L’osteria il Botteghino si trova in località San Pancrazio poco dopo Marlia nel comune di Capannori in provincia di Lucca. Questa zona ha la fortuna di ospitare alcune tra le Ville storiche più prestigiose di tutta la lucchesia e varie Cantine che producono alcuni vini tra i più prestigiosi della lucchesi 

Per chi ama immergersi nel verde senza rinunciare alla storia, la meta ideale sono le meravigliose ville della Lucchesia con i loro giardini.
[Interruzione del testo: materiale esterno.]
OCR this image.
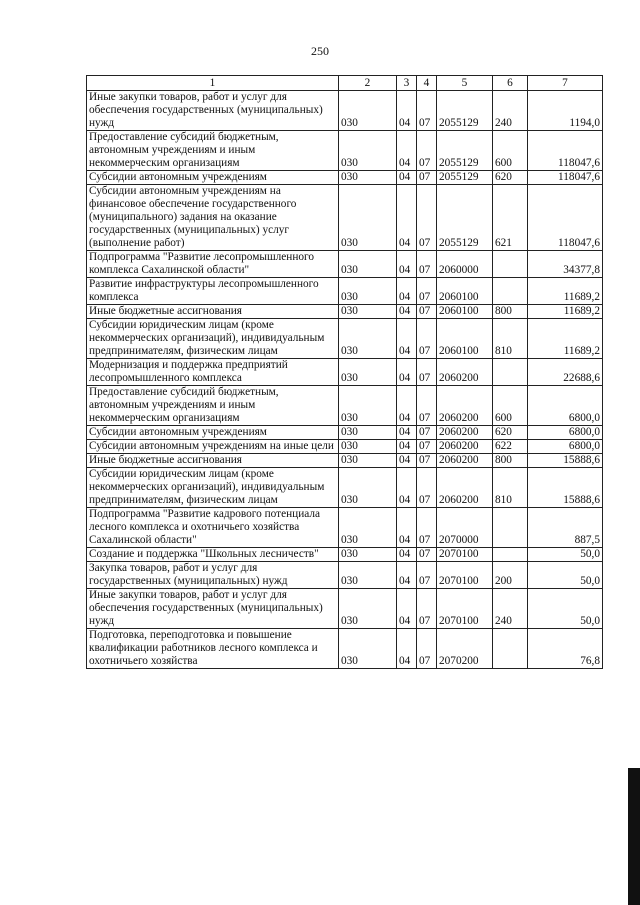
250
1	2	3	4	5	6	7
Иные закупки товаров, работ и услуг для обеспечения государственных (муниципальных) нужд	030	04	07	2055129	240	1194,0
Предоставление субсидий бюджетным, автономным учреждениям и иным некоммерческим организациям	030	04	07	2055129	600	118047,6
Субсидии автономным учреждениям	030	04	07	2055129	620	118047,6
Субсидии автономным учреждениям на финансовое обеспечение государственного (муниципального) задания на оказание государственных (муниципальных) услуг (выполнение работ)	030	04	07	2055129	621	118047,6
Подпрограмма "Развитие лесопромышленного комплекса Сахалинской области"	030	04	07	2060000		34377,8
Развитие инфраструктуры лесопромышленного комплекса	030	04	07	2060100		11689,2
Иные бюджетные ассигнования	030	04	07	2060100	800	11689,2
Субсидии юридическим лицам (кроме некоммерческих организаций), индивидуальным предпринимателям, физическим лицам	030	04	07	2060100	810	11689,2
Модернизация и поддержка предприятий лесопромышленного комплекса	030	04	07	2060200		22688,6
Предоставление субсидий бюджетным, автономным учреждениям и иным некоммерческим организациям	030	04	07	2060200	600	6800,0
Субсидии автономным учреждениям	030	04	07	2060200	620	6800,0
Субсидии автономным учреждениям на иные цели	030	04	07	2060200	622	6800,0
Иные бюджетные ассигнования	030	04	07	2060200	800	15888,6
Субсидии юридическим лицам (кроме некоммерческих организаций), индивидуальным предпринимателям, физическим лицам	030	04	07	2060200	810	15888,6
Подпрограмма "Развитие кадрового потенциала лесного комплекса и охотничьего хозяйства Сахалинской области"	030	04	07	2070000		887,5
Создание и поддержка "Школьных лесничеств"	030	04	07	2070100		50,0
Закупка товаров, работ и услуг для государственных (муниципальных) нужд	030	04	07	2070100	200	50,0
Иные закупки товаров, работ и услуг для обеспечения государственных (муниципальных) нужд	030	04	07	2070100	240	50,0
Подготовка, переподготовка и повышение квалификации работников лесного комплекса и охотничьего хозяйства	030	04	07	2070200		76,8
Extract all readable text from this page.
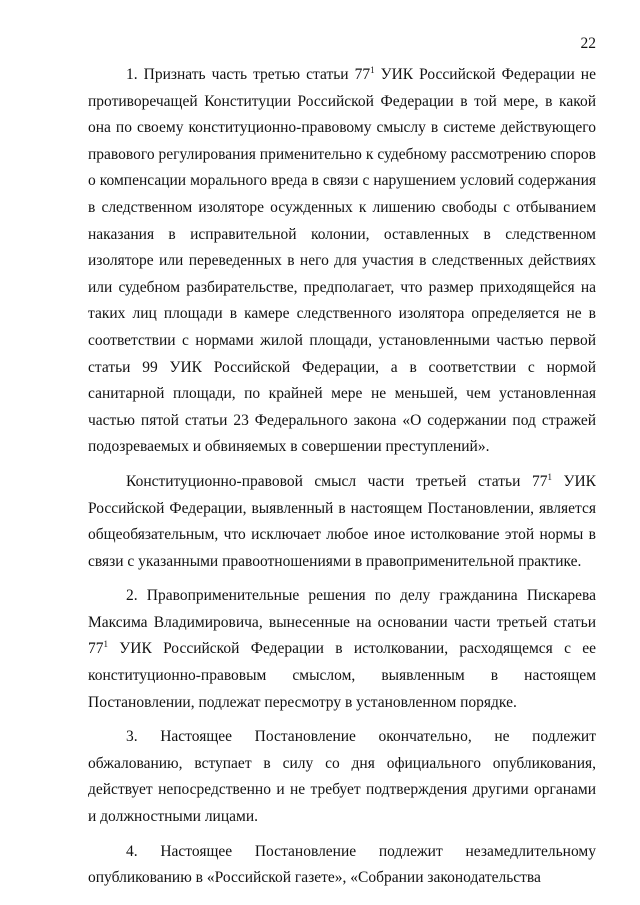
22

1. Признать часть третью статьи $77^1$ УИК Российской Федерации не противоречащей Конституции Российской Федерации в той мере, в какой она по своему конституционно-правовому смыслу в системе действующего правового регулирования применительно к судебному рассмотрению споров о компенсации морального вреда в связи с нарушением условий содержания в следственном изоляторе осужденных к лишению свободы с отбыванием наказания в исправительной колонии, оставленных в следственном изоляторе или переведенных в него для участия в следственных действиях или судебном разбирательстве, предполагает, что размер приходящейся на таких лиц площади в камере следственного изолятора определяется не в соответствии с нормами жилой площади, установленными частью первой статьи 99 УИК Российской Федерации, а в соответствии с нормой санитарной площади, по крайней мере не меньшей, чем установленная частью пятой статьи 23 Федерального закона «О содержании под стражей подозреваемых и обвиняемых в совершении преступлений».

Конституционно-правовой смысл части третьей статьи $77^1$ УИК Российской Федерации, выявленный в настоящем Постановлении, является общеобязательным, что исключает любое иное истолкование этой нормы в связи с указанными правоотношениями в правоприменительной практике.

2. Правоприменительные решения по делу гражданина Пискарева Максима Владимировича, вынесенные на основании части третьей статьи $77^1$ УИК Российской Федерации в истолковании, расходящемся с ее конституционно-правовым смыслом, выявленным в настоящем Постановлении, подлежат пересмотру в установленном порядке.

3. Настоящее Постановление окончательно, не подлежит обжалованию, вступает в силу со дня официального опубликования, действует непосредственно и не требует подтверждения другими органами и должностными лицами.

4. Настоящее Постановление подлежит незамедлительному опубликованию в «Российской газете», «Собрании законодательства
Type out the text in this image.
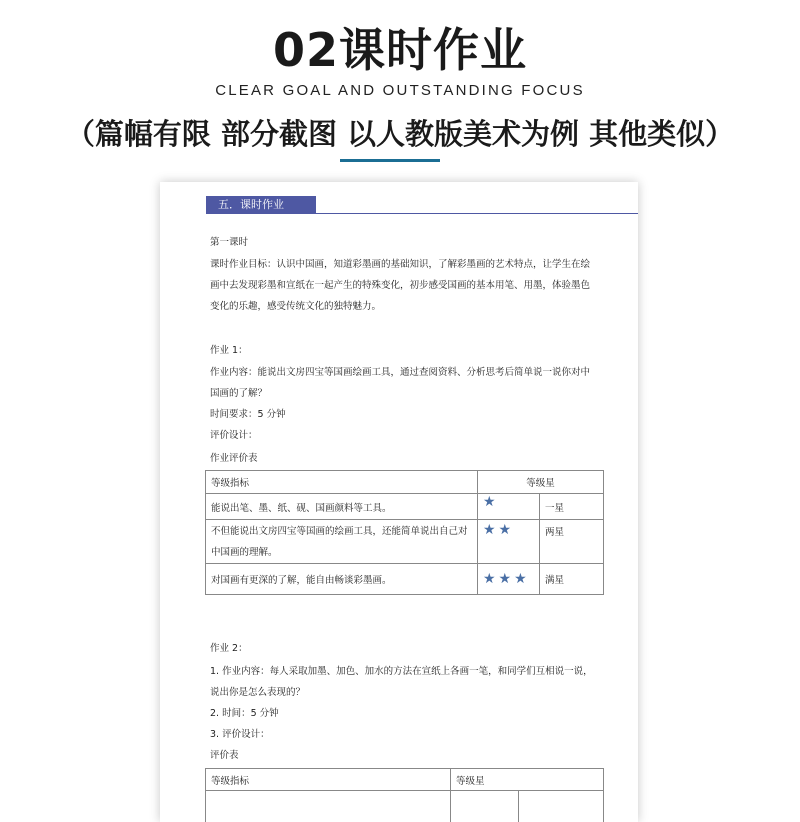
02课时作业
CLEAR GOAL AND OUTSTANDING FOCUS
（篇幅有限 部分截图 以人教版美术为例 其他类似）
五．课时作业
第一课时
课时作业目标：认识中国画，知道彩墨画的基础知识，了解彩墨画的艺术特点，让学生在绘
画中去发现彩墨和宣纸在一起产生的特殊变化，初步感受国画的基本用笔、用墨，体验墨色
变化的乐趣，感受传统文化的独特魅力。
作业 1：
作业内容：能说出文房四宝等国画绘画工具，通过查阅资料、分析思考后简单说一说你对中
国画的了解？
时间要求：5 分钟
评价设计：
作业评价表
等级指标	等级星	

能说出笔、墨、纸、砚、国画颜料等工具。	★	一星

不但能说出文房四宝等国画的绘画工具，还能简单说出自己对
中国画的理解。	★★	两星

对国画有更深的了解，能自由畅谈彩墨画。	★★★	满星
作业 2：
1. 作业内容：每人采取加墨、加色、加水的方法在宣纸上各画一笔，和同学们互相说一说，
说出你是怎么表现的？
2. 时间：5 分钟
3. 评价设计：
评价表
等级指标	等级星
Circondate dalle colline, questi veri e propri palazzi di campagna vennero costruiti da ricchi mercanti lucchesi dal XV secolo in poi e rappresentano un patrimonio importante della storia italiana.
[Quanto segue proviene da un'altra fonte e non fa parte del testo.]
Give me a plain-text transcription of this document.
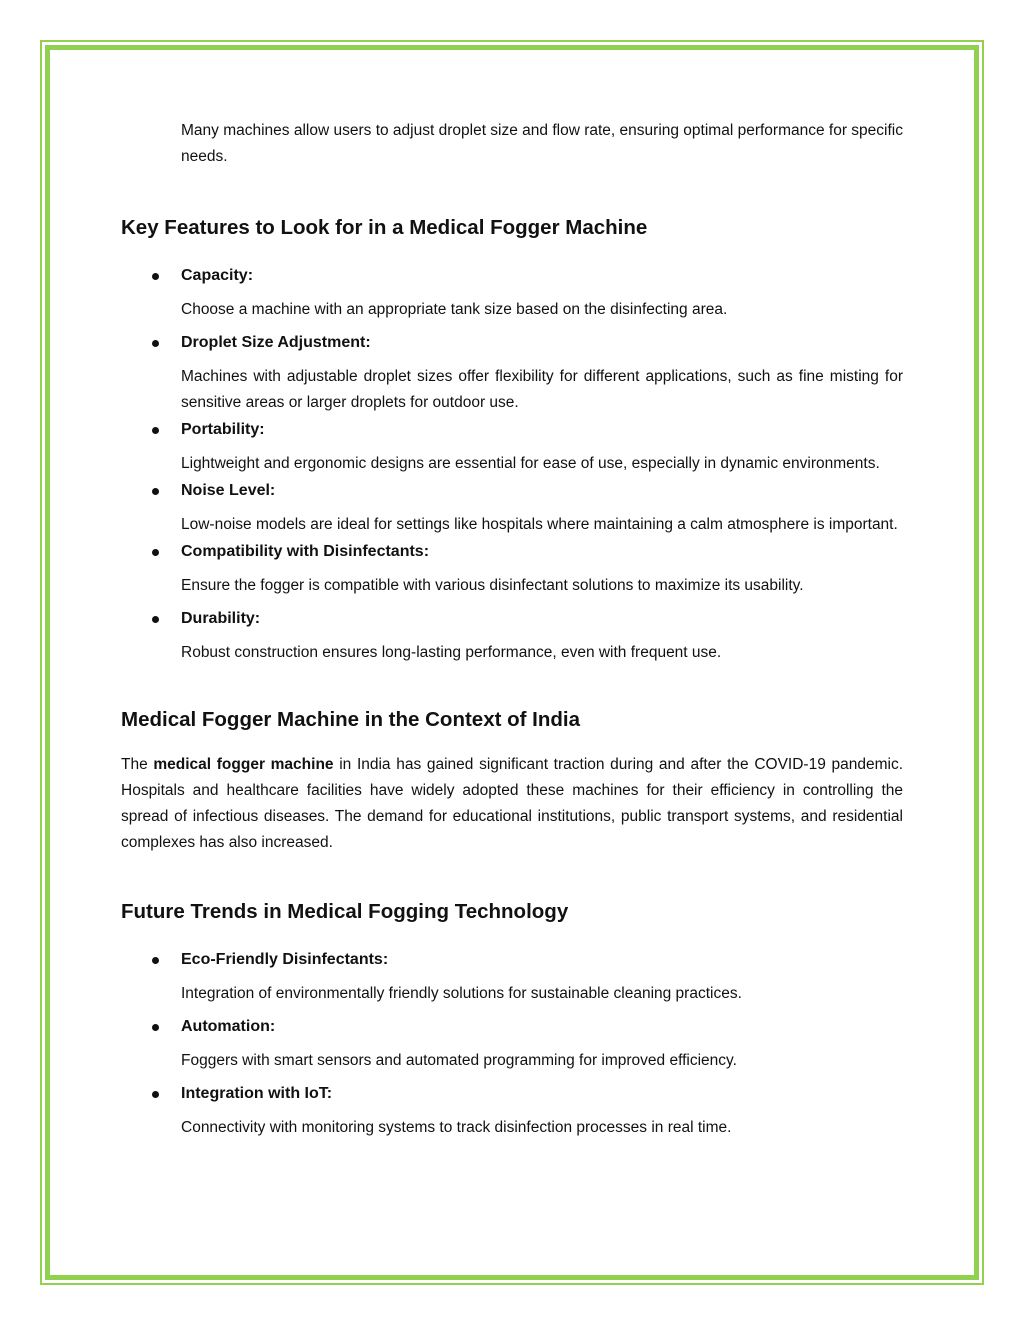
Many machines allow users to adjust droplet size and flow rate, ensuring optimal performance for specific needs.

Key Features to Look for in a Medical Fogger Machine
Capacity:

Choose a machine with an appropriate tank size based on the disinfecting area.

Droplet Size Adjustment:

Machines with adjustable droplet sizes offer flexibility for different applications, such as fine misting for sensitive areas or larger droplets for outdoor use.

Portability:

Lightweight and ergonomic designs are essential for ease of use, especially in dynamic environments.

Noise Level:

Low-noise models are ideal for settings like hospitals where maintaining a calm atmosphere is important.

Compatibility with Disinfectants:

Ensure the fogger is compatible with various disinfectant solutions to maximize its usability.

Durability:

Robust construction ensures long-lasting performance, even with frequent use.

Medical Fogger Machine in the Context of India

The medical fogger machine in India has gained significant traction during and after the COVID-19 pandemic. Hospitals and healthcare facilities have widely adopted these machines for their efficiency in controlling the spread of infectious diseases. The demand for educational institutions, public transport systems, and residential complexes has also increased.

Future Trends in Medical Fogging Technology
Eco-Friendly Disinfectants:

Integration of environmentally friendly solutions for sustainable cleaning practices.

Automation:

Foggers with smart sensors and automated programming for improved efficiency.

Integration with IoT:

Connectivity with monitoring systems to track disinfection processes in real time.
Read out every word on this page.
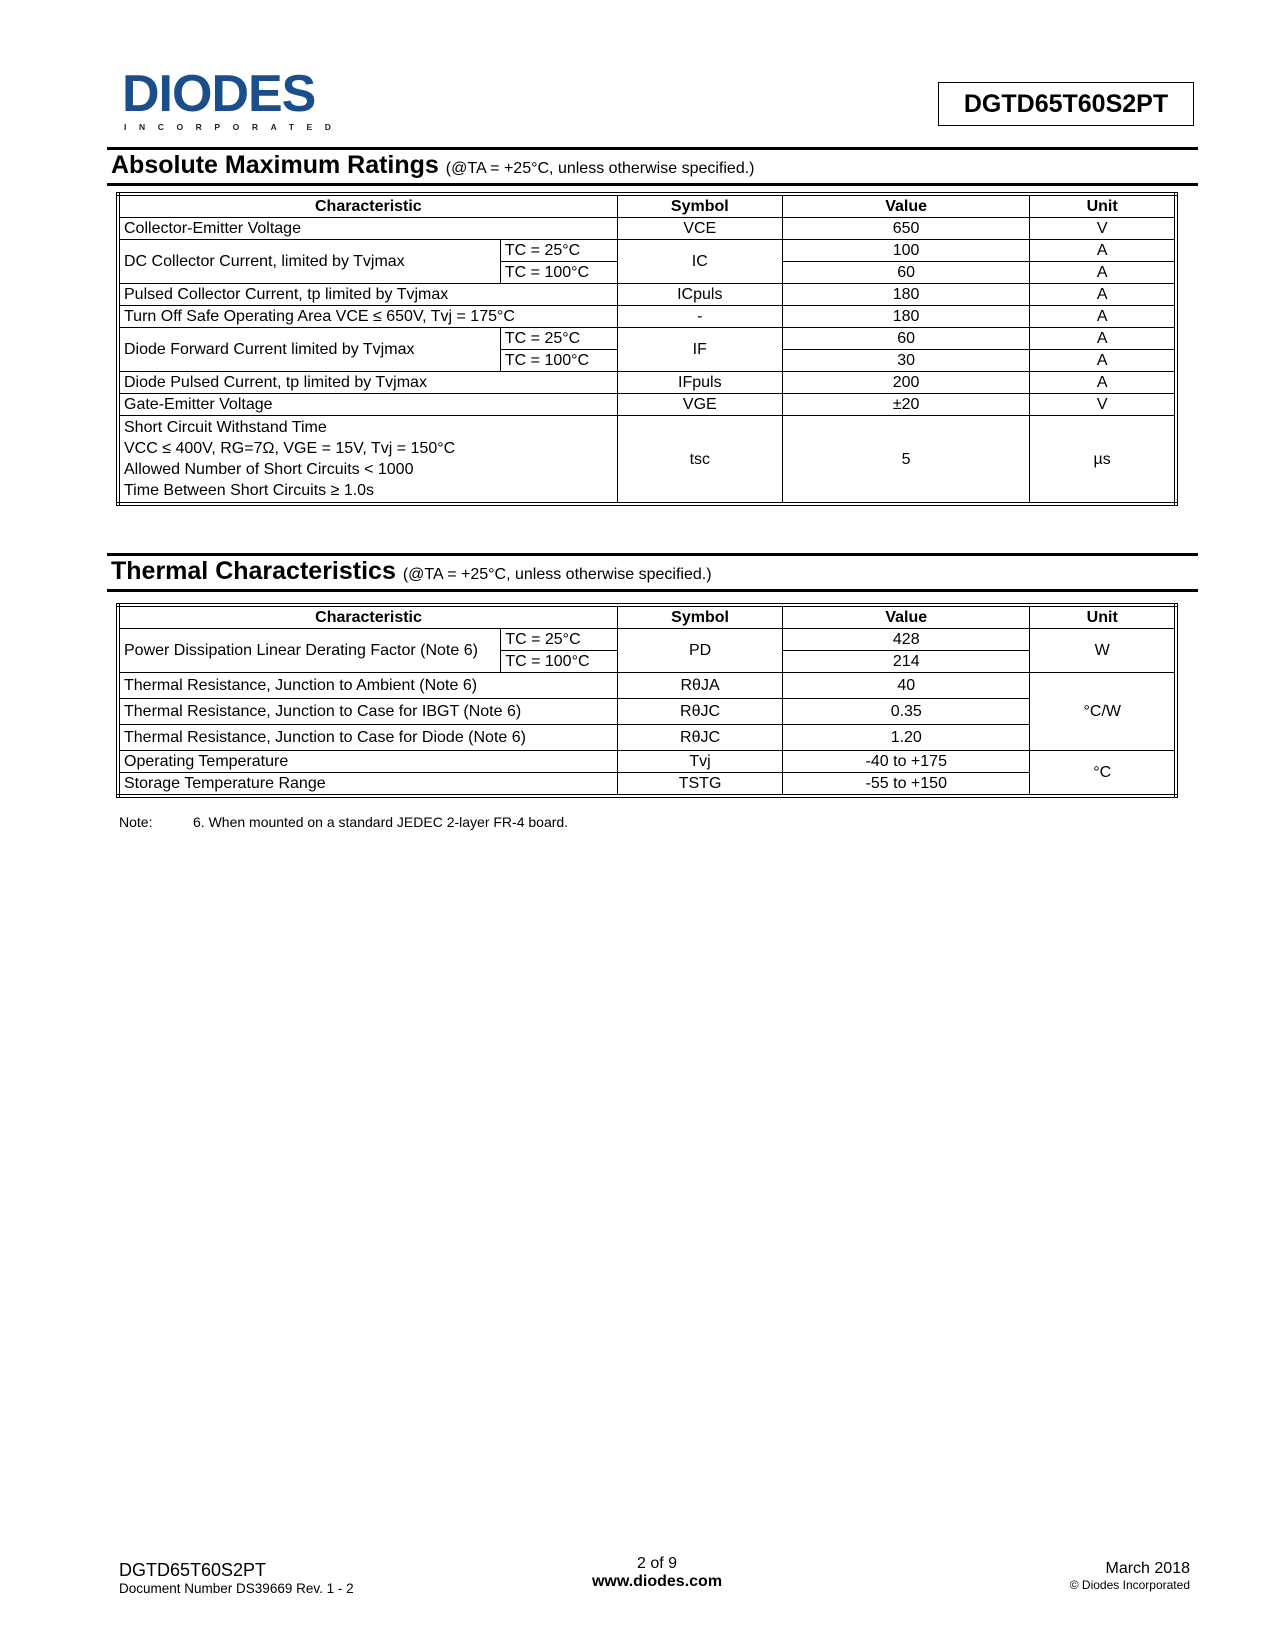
DIODES
INCORPORATED
DGTD65T60S2PT
Absolute Maximum Ratings (@TA = +25°C, unless otherwise specified.)
Characteristic		Symbol	Value	Unit
Collector-Emitter Voltage		VCE	650	V
DC Collector Current, limited by Tvjmax	TC = 25°C	IC	100	A
	TC = 100°C		60	A
Pulsed Collector Current, tp limited by Tvjmax		ICpuls	180	A
Turn Off Safe Operating Area VCE ≤ 650V, Tvj = 175°C		-	180	A
Diode Forward Current limited by Tvjmax	TC = 25°C	IF	60	A
	TC = 100°C		30	A
Diode Pulsed Current, tp limited by Tvjmax		IFpuls	200	A
Gate-Emitter Voltage		VGE	±20	V

Short Circuit Withstand Time
VCC ≤ 400V, RG=7Ω, VGE = 15V, Tvj = 150°C
Allowed Number of Short Circuits < 1000
Time Between Short Circuits ≥ 1.0s		tsc	5	µs
Thermal Characteristics (@TA = +25°C, unless otherwise specified.)
Characteristic		Symbol	Value	Unit
Power Dissipation Linear Derating Factor (Note 6)	TC = 25°C	PD	428	W
	TC = 100°C		214	
Thermal Resistance, Junction to Ambient (Note 6)		RθJA	40	°C/W
Thermal Resistance, Junction to Case for IBGT (Note 6)		RθJC	0.35	
Thermal Resistance, Junction to Case for Diode (Note 6)		RθJC	1.20	
Operating Temperature		Tvj	-40 to +175	°C
Storage Temperature Range		TSTG	-55 to +150	
Note:	6. When mounted on a standard JEDEC 2-layer FR-4 board.
DGTD65T60S2PT
Document Number DS39669 Rev. 1 - 2
2 of 9
www.diodes.com
March 2018
© Diodes Incorporated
Ecco quali sono le prestigiose ville aperte al pubblico, nella zona che circonda l’Osteria il Botteghino

Dato che si trovano tutte in un raggio di pochissimi km, potete decidere se sceglierne una  o visitarle tutte, dedicando un’intera giornata al lusso ed al prestigio che arricchisce il paesaggio di Lucca.

Vi daremo i link dei loro siti ufficiali in modo da poter verificare gli orari di apertura.
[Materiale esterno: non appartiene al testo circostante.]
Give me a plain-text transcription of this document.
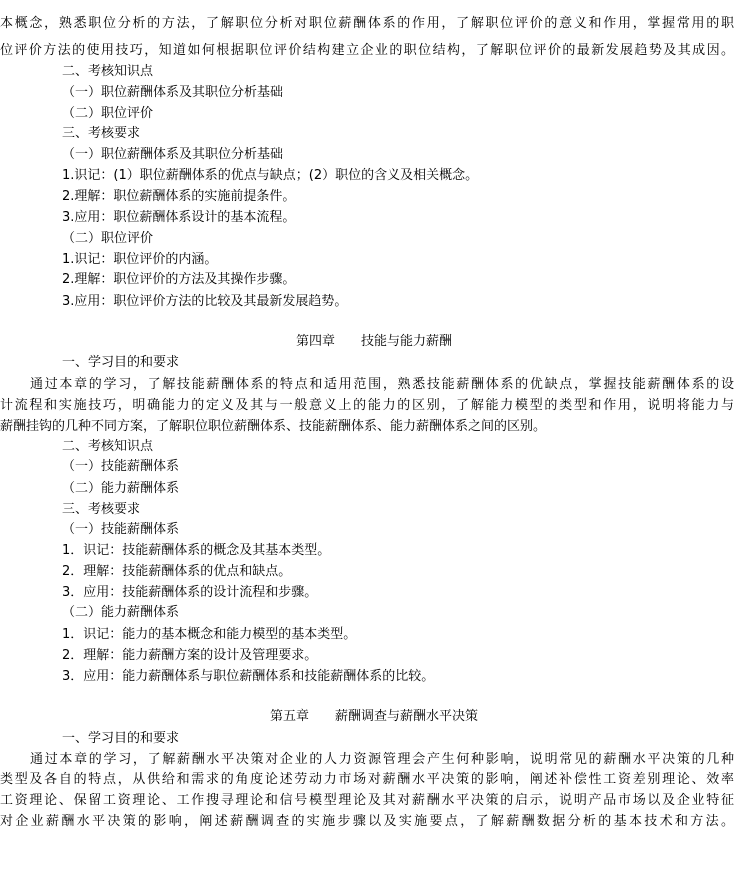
本概念，熟悉职位分析的方法，了解职位分析对职位薪酬体系的作用，了解职位评价的意义和作用，掌握常用的职
位评价方法的使用技巧，知道如何根据职位评价结构建立企业的职位结构，了解职位评价的最新发展趋势及其成因。
二、考核知识点
（一）职位薪酬体系及其职位分析基础
（二）职位评价
三、考核要求
（一）职位薪酬体系及其职位分析基础
1.识记：(1）职位薪酬体系的优点与缺点；(2）职位的含义及相关概念。
2.理解：职位薪酬体系的实施前提条件。
3.应用：职位薪酬体系设计的基本流程。
（二）职位评价
1.识记：职位评价的内涵。
2.理解：职位评价的方法及其操作步骤。
3.应用：职位评价方法的比较及其最新发展趋势。
第四章　　技能与能力薪酬
一、学习目的和要求
通过本章的学习，了解技能薪酬体系的特点和适用范围，熟悉技能薪酬体系的优缺点，掌握技能薪酬体系的设
计流程和实施技巧，明确能力的定义及其与一般意义上的能力的区别，了解能力模型的类型和作用，说明将能力与
薪酬挂钩的几种不同方案，了解职位职位薪酬体系、技能薪酬体系、能力薪酬体系之间的区别。
二、考核知识点
（一）技能薪酬体系
（二）能力薪酬体系
三、考核要求
（一）技能薪酬体系
1．识记：技能薪酬体系的概念及其基本类型。
2．理解：技能薪酬体系的优点和缺点。
3．应用：技能薪酬体系的设计流程和步骤。
（二）能力薪酬体系
1．识记：能力的基本概念和能力模型的基本类型。
2．理解：能力薪酬方案的设计及管理要求。
3．应用：能力薪酬体系与职位薪酬体系和技能薪酬体系的比较。
第五章　　薪酬调查与薪酬水平决策
一、学习目的和要求
通过本章的学习，了解薪酬水平决策对企业的人力资源管理会产生何种影响，说明常见的薪酬水平决策的几种
类型及各自的特点，从供给和需求的角度论述劳动力市场对薪酬水平决策的影响，阐述补偿性工资差别理论、效率
工资理论、保留工资理论、工作搜寻理论和信号模型理论及其对薪酬水平决策的启示，说明产品市场以及企业特征
对企业薪酬水平决策的影响，阐述薪酬调查的实施步骤以及实施要点，了解薪酬数据分析的基本技术和方法。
The osteria il Botteghino is located in the locality of San Pancrazio shortly after Marlia in the municipality of Capannori in the province of Lucca. This area has the good fortune to host some of the most prestigious historic villas in the whole lucchesia.
For those who love to immerse themselves in greenery without renouncing history, the wonderful villas of Lucca with their gardens are the ideal destination. Surrounded by hills, these real country palaces were built by wealthy merchants from Lucca from the 15th century onwards and represent an important heritage of Italian history.
Here are the prestigious villas open to the public in the area surrounding the Osteria il Botteghino

Since they are all located within a radius of just a few km, you can decide whether to choose one  or visit them all, dedicating an entire day to the luxury and prestige that enriches the landscape of Lucca.
We will give you the links of their official sites so you can check the opening hours.

Villa Reale 

 Loc. Villa Reale, Marlia, 55014 Lucca

La straordinaria storia di Villa Reale si snoda nel corso dei vari secoli con una serie di trasformazioni testimoniate da personaggi illustri e dinastie regali. Il primo nucleo dell’edificio era formato da una fortezza, dove viveva il Duca di Tuscia durante l’epoca medievale. Nel 1806, Elisa Bonaparte Baciocchi, sorella di Napoleone e Principessa di Lucca, acquistò la proprietà e la villa assunse, così, l’aggettivo di “Reale”, grazie al titolo di Elisa di Regina dell’Etruria.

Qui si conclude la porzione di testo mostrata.